The meeting Friday night was called by the Board of Deputies of South African Jews and the South African Zionist Federation as a show of solidarity and strength against terrorist attacks. “Under no circumstances will the community be intimidated and scared into submission,” said one of the organizers.


Rabbi Gunther Plaut, president of the Central Conference of American Rabbis and Dr. I Abramowitz, president of the Board of Deputies, joined Lankin in his condemnation of the bombing. “The world must know it was an attack on all the Jews — their values and spirit,” Plaut said.
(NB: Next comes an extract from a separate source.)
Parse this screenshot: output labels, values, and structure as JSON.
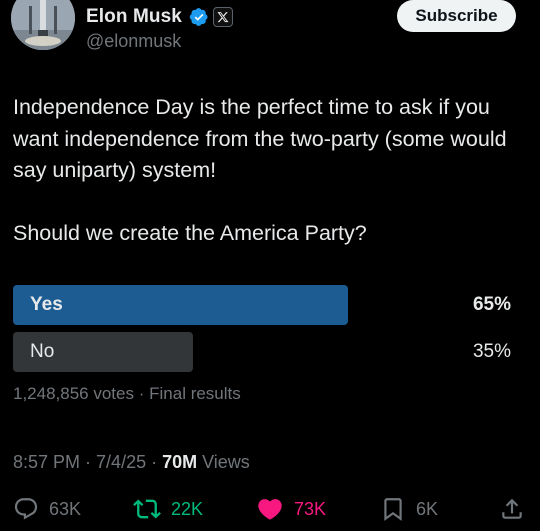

He warned that anti-Semitism is a cancer in society and that it would grow if it was not checked. “The unknown perpetrators of this attack on all the Jews can break windows, and maim and injure, but they can never maim the eternal spirit of the people of Israel,” Plaut declared.

Itz Kalmanowitz, chairman of the Zionist Federation, said the greatest tragedy was that “such outrages were applauded in some parts of the world and by some people in South Africa. The Jewish people will not be intimidated nor placed under pressure. We chose to meet tonight symbolically where our enemies chose to do their dirty work a few days ago.”

Julius Weinstein, president of the Zionist Federation, said the bomb attack served only to unite the Jewish community further. “We are one people and we stand together determined in our resolve,” he said. “We will not be intimidated by any acts of violence.”

Telegrams from all over the world were sent by Jews and non-Jews condemning the attack and expressing sympathy with the Jewish community.